Norway is pleased to join others in co-sponsoring also the draft resolution on “Oceans and the law of the sea”. We once again thank Ms. Natalie Morris-Sharma of Singapore for her effective leadership during the consultations, and noting with pleasure its in-person format this year.
This year’s resolution represents a change from the mere factual updates of the recent year’s resolutions, including several substantive changes.
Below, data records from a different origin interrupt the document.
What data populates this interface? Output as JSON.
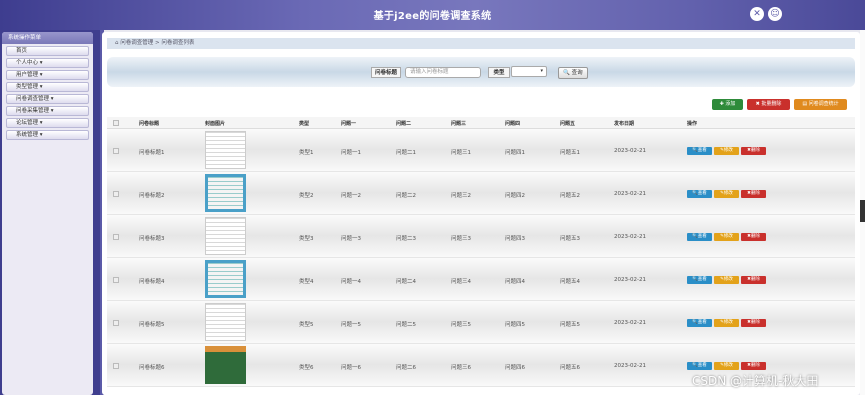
{
  "app": {
    "title": "基于j2ee的问卷调查系统"
  },
  "header_icons": [
    "close-icon",
    "user-icon"
  ],
  "sidebar": {
    "heading": "系统操作菜单",
    "items": [
      "首页",
      "个人中心 ▾",
      "用户管理 ▾",
      "类型管理 ▾",
      "问卷调查管理 ▾",
      "问卷采集管理 ▾",
      "论坛管理 ▾",
      "系统管理 ▾"
    ]
  },
  "breadcrumb": "问卷调查管理 > 问卷调查列表",
  "search": {
    "title_label": "问卷标题",
    "title_placeholder": "请输入问卷标题",
    "type_label": "类型",
    "query_button": "查询"
  },
  "actions": {
    "add": "添加",
    "batch_delete": "批量删除",
    "stats": "问卷调查统计"
  },
  "table": {
    "headers": [
      "问卷标题",
      "封面图片",
      "类型",
      "问题一",
      "问题二",
      "问题三",
      "问题四",
      "问题五",
      "发布日期",
      "操作"
    ],
    "rows": [
      {
        "title": "问卷标题1",
        "type": "类型1",
        "q1": "问题一1",
        "q2": "问题二1",
        "q3": "问题三1",
        "q4": "问题四1",
        "q5": "问题五1",
        "date": "2023-02-21"
      },
      {
        "title": "问卷标题2",
        "type": "类型2",
        "q1": "问题一2",
        "q2": "问题二2",
        "q3": "问题三2",
        "q4": "问题四2",
        "q5": "问题五2",
        "date": "2023-02-21"
      },
      {
        "title": "问卷标题3",
        "type": "类型3",
        "q1": "问题一3",
        "q2": "问题二3",
        "q3": "问题三3",
        "q4": "问题四3",
        "q5": "问题五3",
        "date": "2023-02-21"
      },
      {
        "title": "问卷标题4",
        "type": "类型4",
        "q1": "问题一4",
        "q2": "问题二4",
        "q3": "问题三4",
        "q4": "问题四4",
        "q5": "问题五4",
        "date": "2023-02-21"
      },
      {
        "title": "问卷标题5",
        "type": "类型5",
        "q1": "问题一5",
        "q2": "问题二5",
        "q3": "问题三5",
        "q4": "问题四5",
        "q5": "问题五5",
        "date": "2023-02-21"
      },
      {
        "title": "问卷标题6",
        "type": "类型6",
        "q1": "问题一6",
        "q2": "问题二6",
        "q3": "问题三6",
        "q4": "问题四6",
        "q5": "问题五6",
        "date": "2023-02-21"
      }
    ],
    "row_buttons": {
      "view": "查看",
      "edit": "修改",
      "delete": "删除"
    }
  },
  "watermark": "CSDN @计算机-秋大田",
  "colors": {
    "header": "#6261ad",
    "add": "#2e8b3a",
    "delete": "#c9302c",
    "stats": "#e08a1e",
    "view": "#2a8ec7",
    "edit": "#e3a21a"
  }
}
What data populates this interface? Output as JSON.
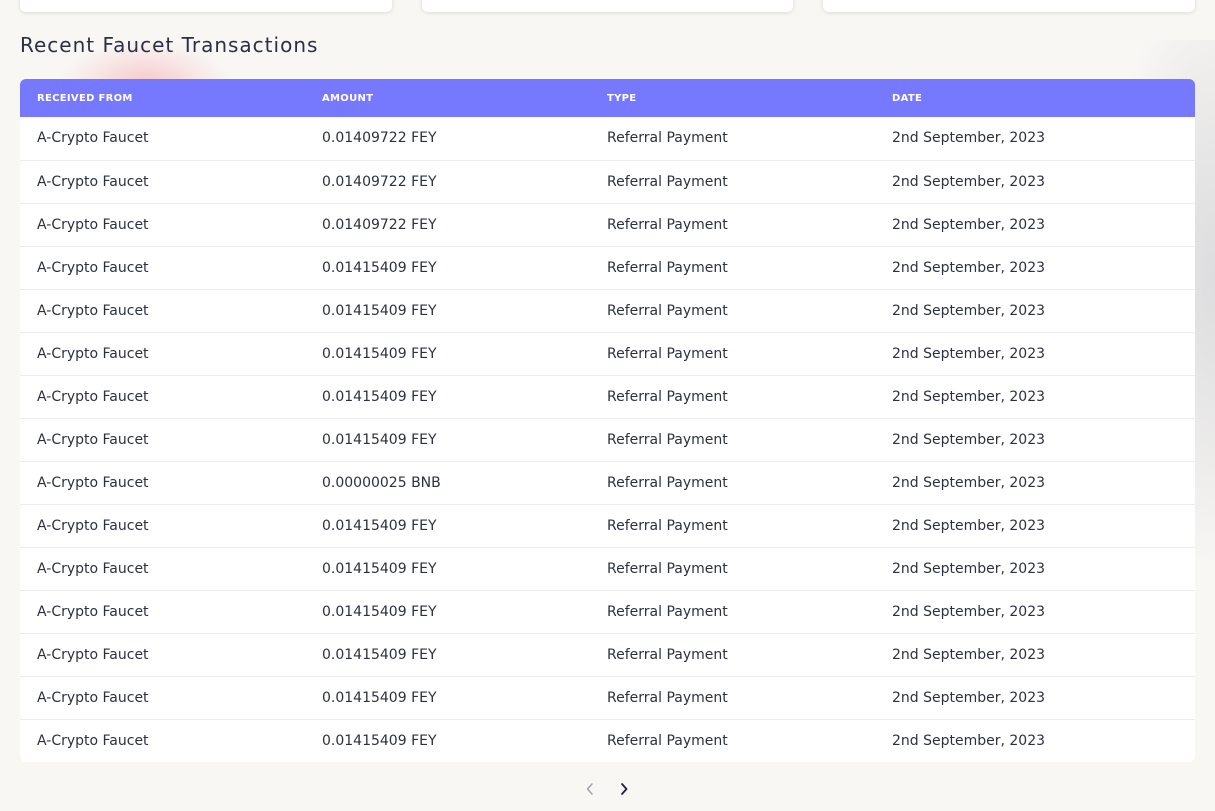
{
  "section": {
    "title": "Recent Faucet Transactions"
  },
  "table": {
    "headers": [
      "RECEIVED FROM",
      "AMOUNT",
      "TYPE",
      "DATE"
    ],
    "rows": [
      [
        "A-Crypto Faucet",
        "0.01409722 FEY",
        "Referral Payment",
        "2nd September, 2023"
      ],
      [
        "A-Crypto Faucet",
        "0.01409722 FEY",
        "Referral Payment",
        "2nd September, 2023"
      ],
      [
        "A-Crypto Faucet",
        "0.01409722 FEY",
        "Referral Payment",
        "2nd September, 2023"
      ],
      [
        "A-Crypto Faucet",
        "0.01415409 FEY",
        "Referral Payment",
        "2nd September, 2023"
      ],
      [
        "A-Crypto Faucet",
        "0.01415409 FEY",
        "Referral Payment",
        "2nd September, 2023"
      ],
      [
        "A-Crypto Faucet",
        "0.01415409 FEY",
        "Referral Payment",
        "2nd September, 2023"
      ],
      [
        "A-Crypto Faucet",
        "0.01415409 FEY",
        "Referral Payment",
        "2nd September, 2023"
      ],
      [
        "A-Crypto Faucet",
        "0.01415409 FEY",
        "Referral Payment",
        "2nd September, 2023"
      ],
      [
        "A-Crypto Faucet",
        "0.00000025 BNB",
        "Referral Payment",
        "2nd September, 2023"
      ],
      [
        "A-Crypto Faucet",
        "0.01415409 FEY",
        "Referral Payment",
        "2nd September, 2023"
      ],
      [
        "A-Crypto Faucet",
        "0.01415409 FEY",
        "Referral Payment",
        "2nd September, 2023"
      ],
      [
        "A-Crypto Faucet",
        "0.01415409 FEY",
        "Referral Payment",
        "2nd September, 2023"
      ],
      [
        "A-Crypto Faucet",
        "0.01415409 FEY",
        "Referral Payment",
        "2nd September, 2023"
      ],
      [
        "A-Crypto Faucet",
        "0.01415409 FEY",
        "Referral Payment",
        "2nd September, 2023"
      ],
      [
        "A-Crypto Faucet",
        "0.01415409 FEY",
        "Referral Payment",
        "2nd September, 2023"
      ]
    ]
  },
  "pagination": {
    "prev_icon": "chevron-left-icon",
    "next_icon": "chevron-right-icon"
  },
  "colors": {
    "header_bg": "#7678fd",
    "page_bg": "#f8f7f4"
  }
}
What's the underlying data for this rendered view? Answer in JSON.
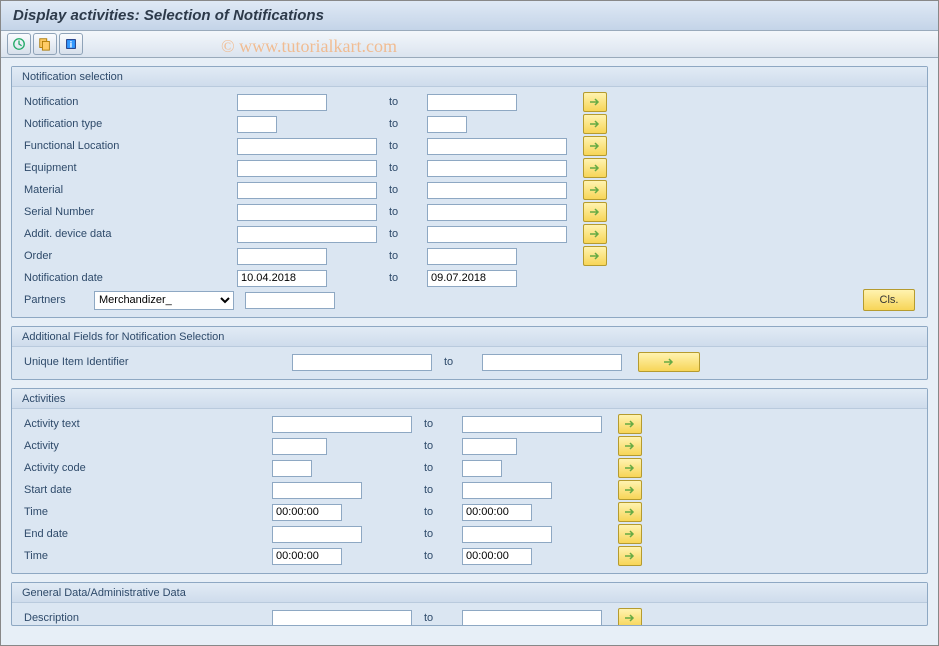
{
  "header": {
    "title": "Display activities: Selection of Notifications"
  },
  "watermark": "© www.tutorialkart.com",
  "labels": {
    "to": "to"
  },
  "groups": {
    "notif_sel": {
      "title": "Notification selection",
      "fields": {
        "notification": {
          "label": "Notification",
          "from": "",
          "to": ""
        },
        "notif_type": {
          "label": "Notification type",
          "from": "",
          "to": ""
        },
        "func_loc": {
          "label": "Functional Location",
          "from": "",
          "to": ""
        },
        "equipment": {
          "label": "Equipment",
          "from": "",
          "to": ""
        },
        "material": {
          "label": "Material",
          "from": "",
          "to": ""
        },
        "serial": {
          "label": "Serial Number",
          "from": "",
          "to": ""
        },
        "addit_dev": {
          "label": "Addit. device data",
          "from": "",
          "to": ""
        },
        "order": {
          "label": "Order",
          "from": "",
          "to": ""
        },
        "notif_date": {
          "label": "Notification date",
          "from": "10.04.2018",
          "to": "09.07.2018"
        },
        "partners": {
          "label": "Partners",
          "dropdown": "Merchandizer_",
          "value": "",
          "cls_btn": "Cls."
        }
      }
    },
    "addl": {
      "title": "Additional Fields for Notification Selection",
      "uii": {
        "label": "Unique Item Identifier",
        "from": "",
        "to": ""
      }
    },
    "activities": {
      "title": "Activities",
      "fields": {
        "act_text": {
          "label": "Activity text",
          "from": "",
          "to": ""
        },
        "activity": {
          "label": "Activity",
          "from": "",
          "to": ""
        },
        "act_code": {
          "label": "Activity code",
          "from": "",
          "to": ""
        },
        "start_date": {
          "label": "Start date",
          "from": "",
          "to": ""
        },
        "time1": {
          "label": "Time",
          "from": "00:00:00",
          "to": "00:00:00"
        },
        "end_date": {
          "label": "End date",
          "from": "",
          "to": ""
        },
        "time2": {
          "label": "Time",
          "from": "00:00:00",
          "to": "00:00:00"
        }
      }
    },
    "general": {
      "title": "General Data/Administrative Data",
      "description": {
        "label": "Description",
        "from": "",
        "to": ""
      }
    }
  }
}
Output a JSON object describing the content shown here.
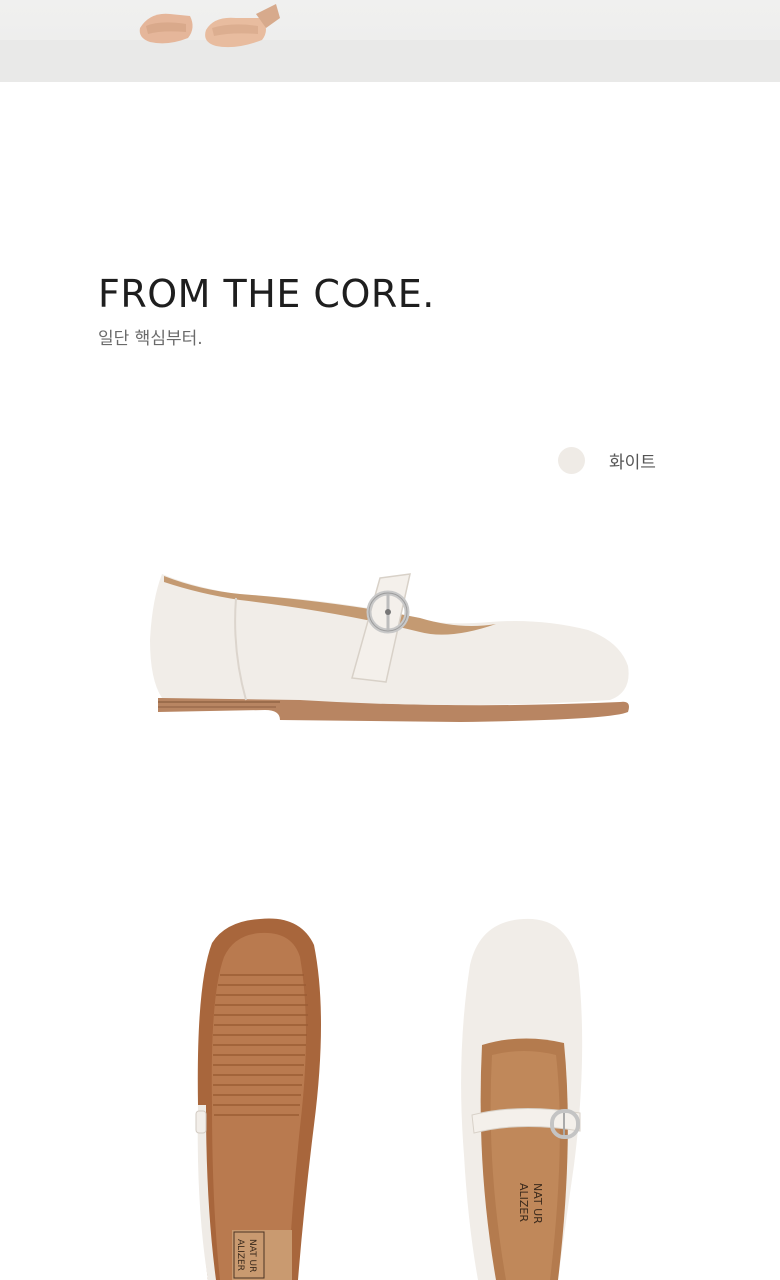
{
  "hero": {
    "image": "sandals-on-feet"
  },
  "section": {
    "headline": "FROM THE CORE.",
    "subhead": "일단 핵심부터."
  },
  "product": {
    "colors": [
      {
        "label": "화이트",
        "swatch": "#efebe6"
      }
    ],
    "logo_text": "NATURALIZER"
  }
}
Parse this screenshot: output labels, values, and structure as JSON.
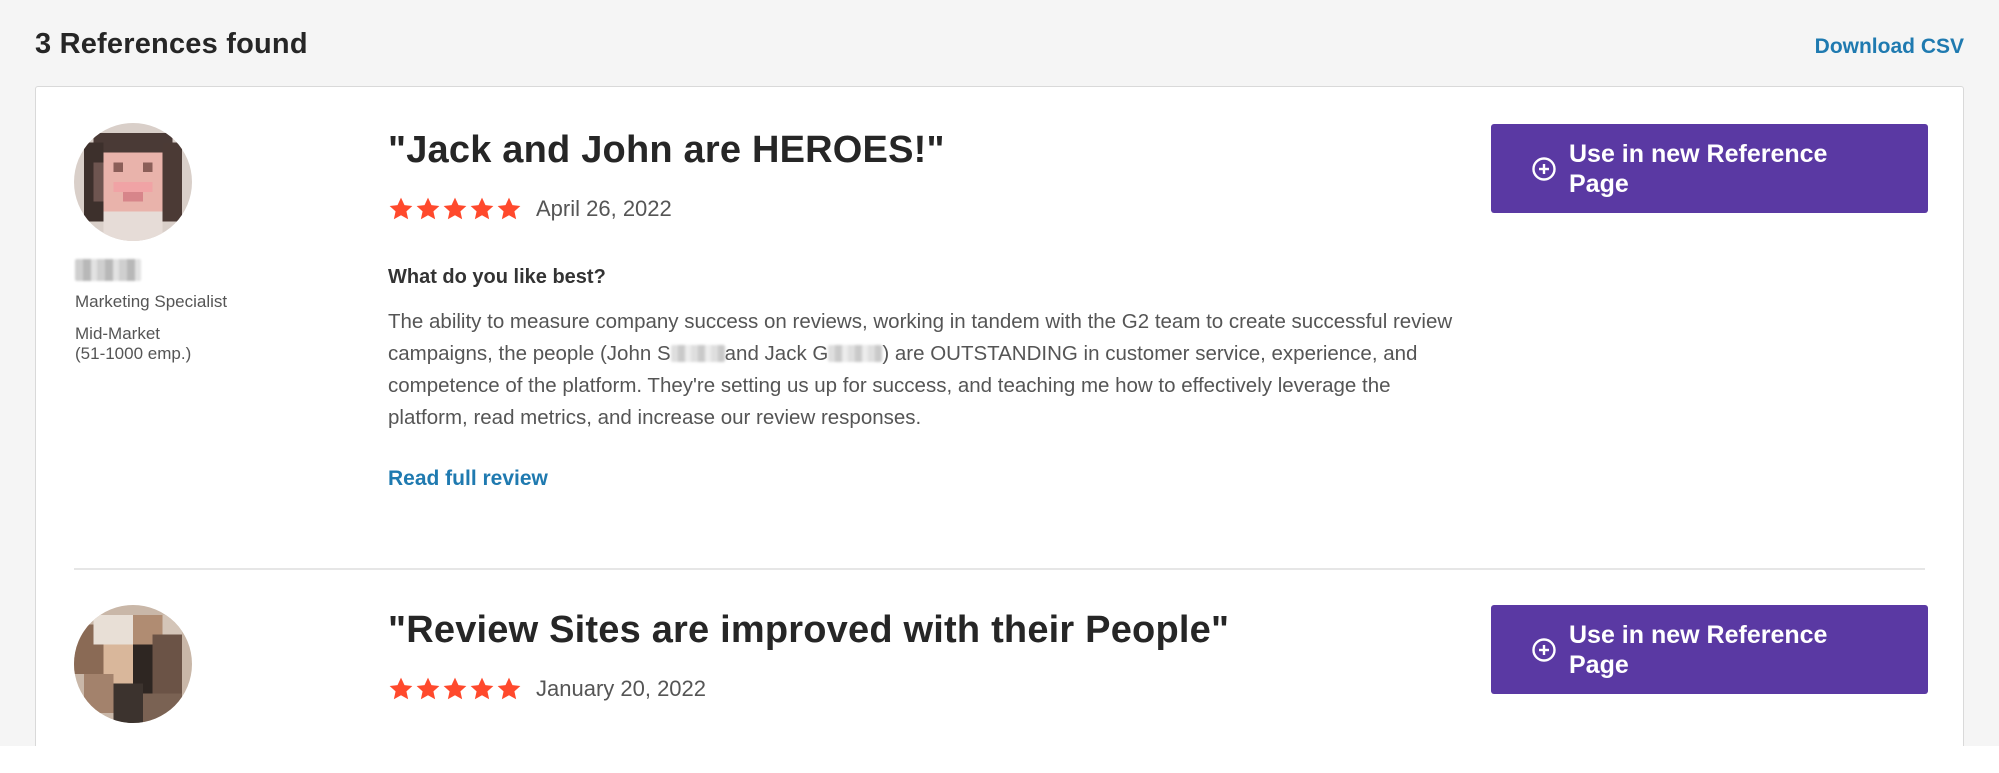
{
  "header": {
    "results_title": "3 References found",
    "download_label": "Download CSV"
  },
  "references": [
    {
      "reviewer": {
        "role": "Marketing Specialist",
        "segment": "Mid-Market",
        "segment_size": "(51-1000 emp.)"
      },
      "title": "\"Jack and John are HEROES!\"",
      "rating": 5,
      "date": "April 26, 2022",
      "question": "What do you like best?",
      "answer_parts": [
        "The ability to measure company success on reviews, working in tandem with the G2 team to create successful review campaigns, the people (John S",
        "and Jack G",
        ") are OUTSTANDING in customer service, experience, and competence of the platform. They're setting us up for success, and teaching me how to effectively leverage the platform, read metrics, and increase our review responses."
      ],
      "read_more_label": "Read full review",
      "action_label": "Use in new Reference Page"
    },
    {
      "title": "\"Review Sites are improved with their People\"",
      "rating": 5,
      "date": "January 20, 2022",
      "action_label": "Use in new Reference Page"
    }
  ],
  "icons": {
    "star": "star-icon",
    "plus": "plus-circle-icon"
  },
  "colors": {
    "star": "#ff492c",
    "action_button": "#5a39a3",
    "link": "#1f7ab0"
  }
}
In particular I would like to highlight the updates related to the UN Environment Assembly decision to convene an intergovernmental negotiating committee to develop an international legally binding instrument on plastic pollution, including in the marine environment. Plastic pollution is one of the fastest growing challenges of our time, and Norway places the highest priority on achieving an ambitious and robust agreement.
I would also like to highlight the important negotiations taking place at the International Seabed Authority in Kingston. In the omnibus-resolution, the General Assembly importantly welcomes the progress on the draft regulations for exploitation of mineral resources in the area. Early adoption of the new regulations is important to ensure that future exploitation of mineral resources in the area comports with robust environmental standards. Norway welcomes the progress achieved at the in person meetings in Kingston in 2022, and encourages the Authority to continue its work on the draft regulations as a matter of priority. Norway is committed to doing its part in this endeavour.
Norway welcomes the substantial progress achieved in the latest round of negotiations on a new international legally binding instrument under UNCLOS on the conservation and sustainable use of marine biological diversity in areas beyond national jurisdiction. More than ever, we need a framework to enhance coordination in ocean management and to set out more detailed rules and procedures for the use of environmental impact assessments and area-based management tools, including marine protected areas. We therefore welcome the convening of an IGC5.2 in February 2023 in order to finalize our negotiations. Norway will work to ensure a strong and robust instrument that can stand the test of time.
In 2018 Norway’s Prime Minister, together with 13 other world leaders, established the High Level Panel for a Sustainable Ocean Economy. Two years ago, they launched their ambitious ocean action agenda, combining effective protection, sustainable production and equitable prosperity. They committed to sustainably managing 100 % of the ocean areas under their jurisdiction by 2025. In November 2021 they were joined by the United States represented by President Biden, and in 2022 by President Macron of France and the British Prime Minister.
To deliver results, the Panel’s recommendations and actions must be implemented. Each country is now therefore working to ensure that political decision-making leads to effective action. In this respect, engangement by countries beyond the panel members on the action agenda is vital.
In closing, let me mention the program of assistance that Norway and the DOALOS launched in 2020. The intention is to provide capacity-development and technical assistance to developing States to reinforce their capacity to implement the United Nations Convention on the Law of the Sea and related Agreements and to better harness the benefits of the sustainable ocean economy. We are thankful to DOALOS for their efforts in relation to this program, of which more information can be found on their web page.